US politicians have launched a fresh bid to stop overseas internet gambling sites reaching American users.
Online gambling has surged in popularity in recent years
The move comes in the shape of a new bill being introduced in the House of Representatives with support from both Republican and Democrat members.
The bill aims to extend existing laws that ban interstate telephone gambling.
It would, however, fall foul of a World Trade Organization ruling last August that the US must not block online gambling sites based overseas.
The WTO made the ruling after backing a complaint made against the US by the Caribbean island of Antigua, which is home to a number of internet betting websites.
Under the WTO ruling, the US was given until April of this year to bring its legislation into line or else face sanctions, such as fines or tariffs.

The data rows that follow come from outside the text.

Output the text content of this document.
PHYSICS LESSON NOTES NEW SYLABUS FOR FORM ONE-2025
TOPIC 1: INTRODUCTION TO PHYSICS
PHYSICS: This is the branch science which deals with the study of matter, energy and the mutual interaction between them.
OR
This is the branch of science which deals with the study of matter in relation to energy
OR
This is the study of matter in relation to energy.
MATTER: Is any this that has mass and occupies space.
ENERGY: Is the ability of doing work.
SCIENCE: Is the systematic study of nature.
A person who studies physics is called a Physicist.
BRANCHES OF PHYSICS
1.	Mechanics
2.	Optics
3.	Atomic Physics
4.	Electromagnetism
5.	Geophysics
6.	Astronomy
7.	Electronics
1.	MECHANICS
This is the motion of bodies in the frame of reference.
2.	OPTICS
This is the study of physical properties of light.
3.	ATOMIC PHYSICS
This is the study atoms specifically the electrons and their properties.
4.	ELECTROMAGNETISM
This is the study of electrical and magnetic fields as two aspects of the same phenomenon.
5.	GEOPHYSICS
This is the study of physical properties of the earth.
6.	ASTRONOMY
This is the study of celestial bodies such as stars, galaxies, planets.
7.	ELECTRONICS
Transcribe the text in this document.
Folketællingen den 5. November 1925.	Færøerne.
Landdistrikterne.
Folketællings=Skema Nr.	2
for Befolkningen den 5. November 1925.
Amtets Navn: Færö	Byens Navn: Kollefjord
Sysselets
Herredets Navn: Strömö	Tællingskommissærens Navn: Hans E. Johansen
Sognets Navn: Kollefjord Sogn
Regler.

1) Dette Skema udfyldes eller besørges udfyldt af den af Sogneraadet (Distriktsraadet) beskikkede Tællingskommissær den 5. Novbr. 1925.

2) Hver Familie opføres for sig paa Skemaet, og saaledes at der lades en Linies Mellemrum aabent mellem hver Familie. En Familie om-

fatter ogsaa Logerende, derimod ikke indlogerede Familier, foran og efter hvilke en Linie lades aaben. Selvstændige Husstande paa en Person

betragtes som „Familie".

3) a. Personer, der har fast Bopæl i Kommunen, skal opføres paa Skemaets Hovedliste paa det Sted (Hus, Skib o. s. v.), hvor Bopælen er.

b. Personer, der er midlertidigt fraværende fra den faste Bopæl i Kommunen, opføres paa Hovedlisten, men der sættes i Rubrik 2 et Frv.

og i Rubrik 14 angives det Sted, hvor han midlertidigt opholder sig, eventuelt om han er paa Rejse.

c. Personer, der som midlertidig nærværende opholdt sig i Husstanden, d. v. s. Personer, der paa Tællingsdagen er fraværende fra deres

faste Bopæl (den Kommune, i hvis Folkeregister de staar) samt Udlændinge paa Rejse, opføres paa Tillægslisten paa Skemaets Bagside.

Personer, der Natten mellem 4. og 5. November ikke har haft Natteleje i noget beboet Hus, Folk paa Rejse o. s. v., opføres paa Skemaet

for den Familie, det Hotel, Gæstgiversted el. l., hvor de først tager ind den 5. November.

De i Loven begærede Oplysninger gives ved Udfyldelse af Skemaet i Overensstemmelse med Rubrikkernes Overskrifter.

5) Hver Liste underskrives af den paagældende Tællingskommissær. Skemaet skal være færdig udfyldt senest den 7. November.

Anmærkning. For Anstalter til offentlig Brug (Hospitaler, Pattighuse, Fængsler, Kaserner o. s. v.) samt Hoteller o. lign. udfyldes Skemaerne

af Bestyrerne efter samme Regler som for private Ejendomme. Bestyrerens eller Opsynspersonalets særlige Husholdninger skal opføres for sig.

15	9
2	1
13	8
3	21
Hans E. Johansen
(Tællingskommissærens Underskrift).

America could, however, choose to ignore the WTO ruling and accept the sanctions.
The proposed new law has only just been put forward, and if it were to pass through the House of Representatives, it could still be rejected by the Senate.
Rep. Rick Boucher, a Democratic member for Virginia, is one of the main politicians backing the ban.
"These internet gambling websites typically operate offshore and often serve as a prime vehicle for money-laundering and other criminal enterprises," he said.
The planned US legislation would specifically prohibit a gambling business from accepting credit cards, cheques, wire and internet transfers in illegal gambling transactions.
It would also set a maximum prison sentence of five years for violations.
Online gambling has surged in global popularity in recent years, leading a number of such firms to float on stock markets around the world.